Sam was so moved by Blowing that he went off and wrote A Change Is Gonna Come. Had he not died shortly after completing it, it would surely have kick-started a new career direction for Cooke.
As it is, Change gave many African-Americans courage to extend their writing and performing beyond the constraint of a three-minute love song.
It stands now as a template for an awareness in African-American song writing that peaked in the late 1960s via iconic anthems like James Brown’s Say it Loud (I’m Black And I’m Proud) and the Impressions’ Choice Of Colours.
From Blowing onwards, Dylan’s catalogue has been regularly visited by African-American musicians.

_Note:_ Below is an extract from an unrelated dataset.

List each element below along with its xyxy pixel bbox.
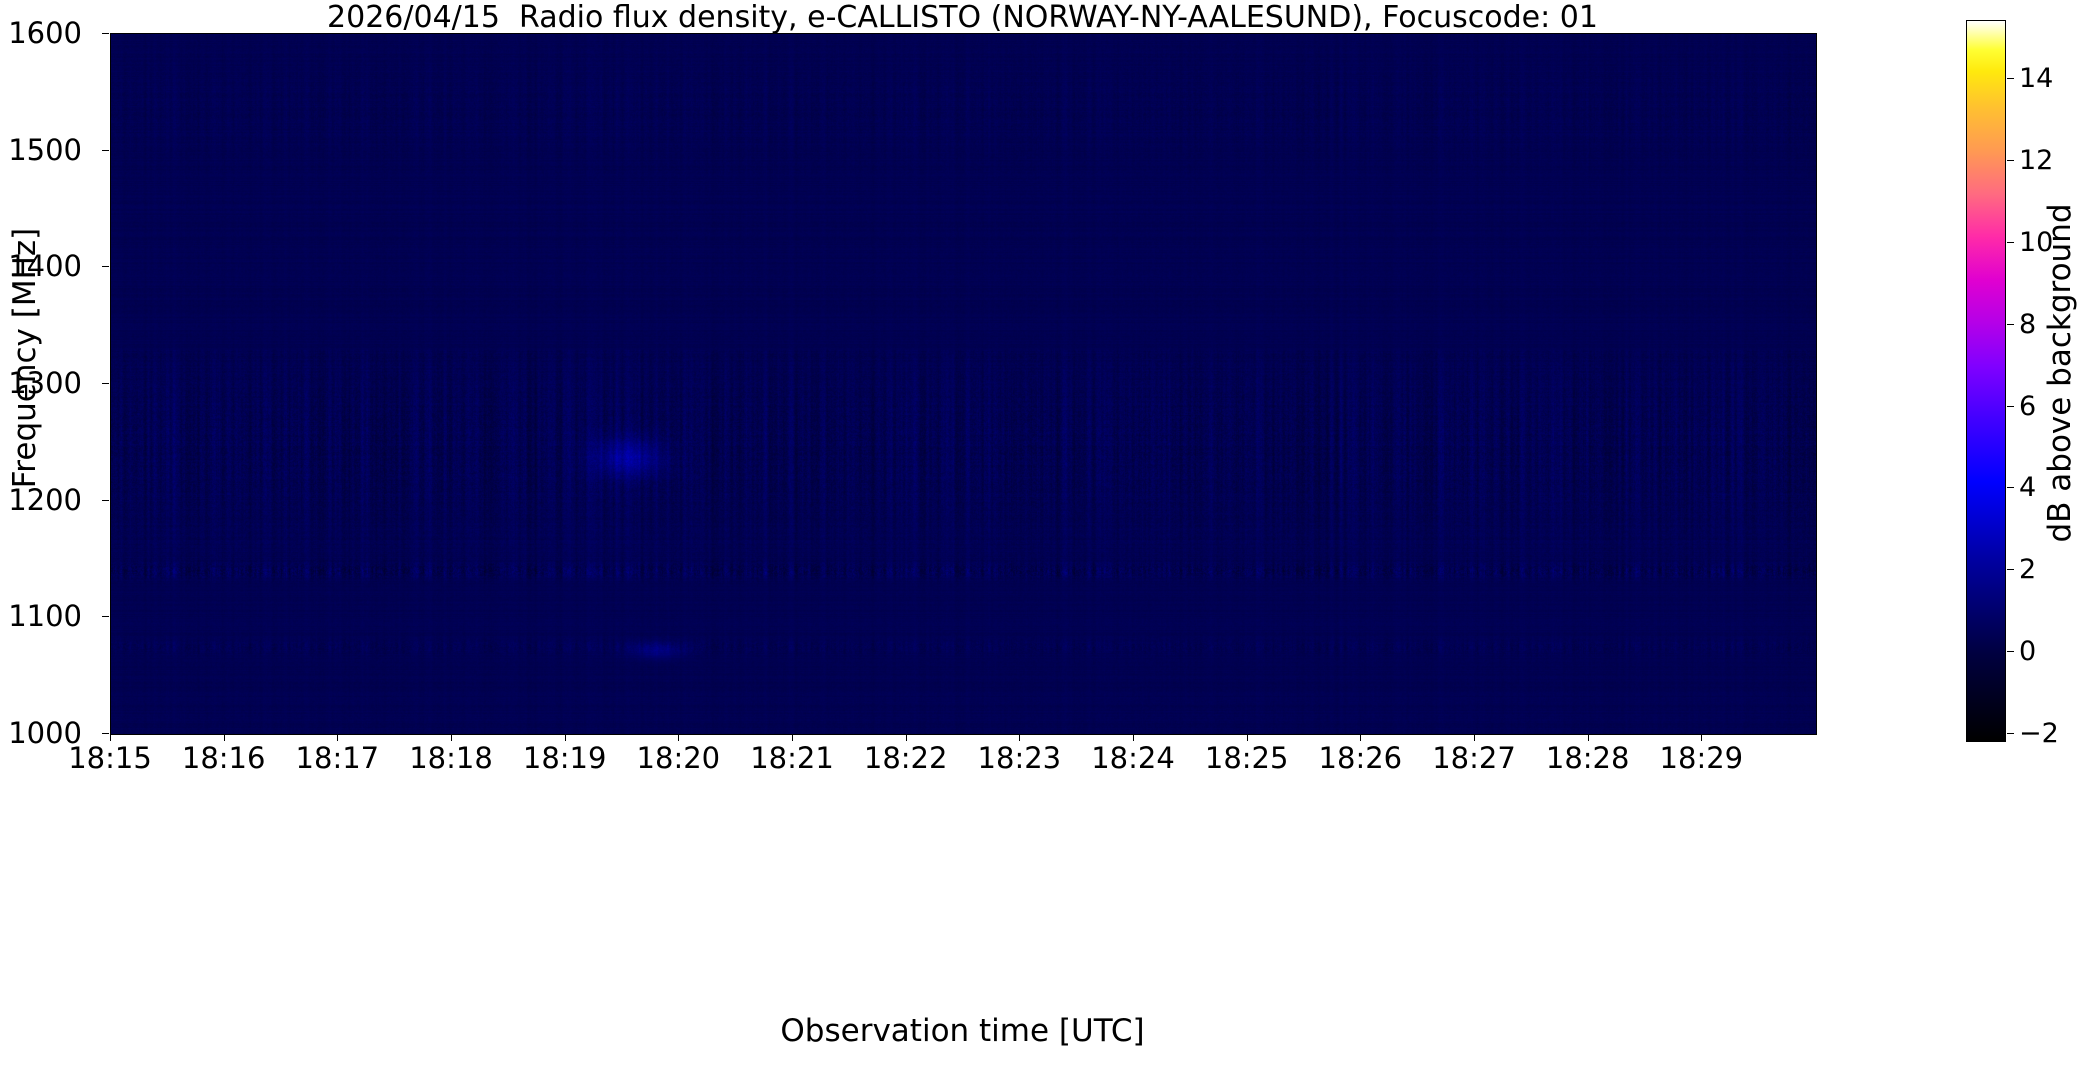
x-tick-mark xyxy=(1474,734,1475,741)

Some of the best covers and revivals of Dylan songs are present on How Many Roads, covering more than half a century of Dylan’s work.
The romanticism of The Man In Me and I’ll Be Your Baby Tonight is balanced by the foreboding of the Staple Singers’ Masters Of War and the optimism of I Shall Be Released.
These and 15 other stellar performances by the likes of the O’Jays, Patti LaBelle and the recently deceased Solomon Burke show that the most obvious ingredient in Bob Dylan’s songs—regardless of their vintage, or their message—is soul.